Une affiche qui indique que les visites sont interdites

L'accès aux informations liées à la santé n'est pas toujours disponible dans les deux langues dans beaucoup de régions.

Photo : Radio-Canada / Martine Laberge

Malgré les efforts de plusieurs bureaux de santé publique pour améliorer leurs services en français, un accès égal à des services bilingues de qualité n’est pas encore possible partout en Ontario.

Une réforme s’impose selon plusieurs, surtout en raison de l'importance de la compréhension des consignes sanitaires pendant la pandémie.

Lors de son dernier rapport, la commissaire aux services en français Kelly Burke a été catégorique : la Loi sur les services en français est désuète et doit être mise à jour, notamment pour les communications en lien avec la santé publique.

Une réforme que souhaite entreprendre Guy Bourgouin, le député néo-démocrate de Mushkegowuk—Baie James.

Il compte déposer un projet de loi pour assujettir les bureaux de santé publique à la Loi sur les services en français.
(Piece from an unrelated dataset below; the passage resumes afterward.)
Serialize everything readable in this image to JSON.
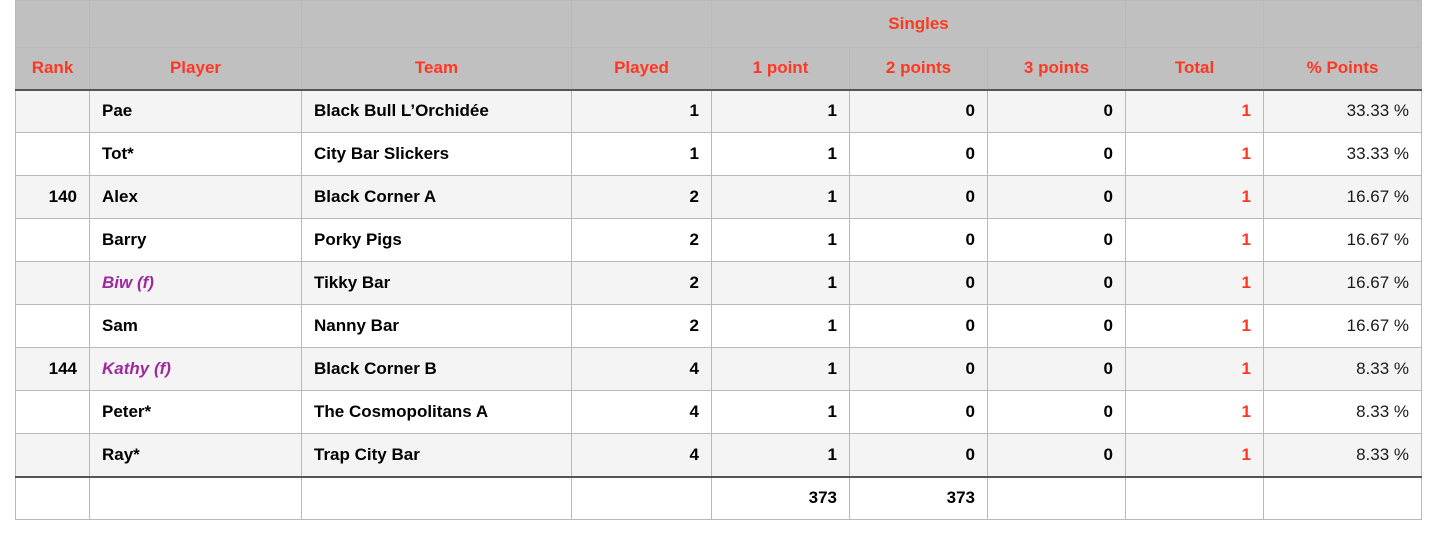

Guy Bourgouin en conférence de presse à Queen's Park.

Guy Bourgouin veut déposer un projet de loi pour assujettir les bureaux de santé publique à la Loi sur les services en français.

Photo : CHAÎNE DE QUEEN'S PARK

En les mettant assujettis à la loi, ils seront obligés de donner des services bilingues équivalents selon la loi, comme c'est là ils ne le sont pas, explique le député.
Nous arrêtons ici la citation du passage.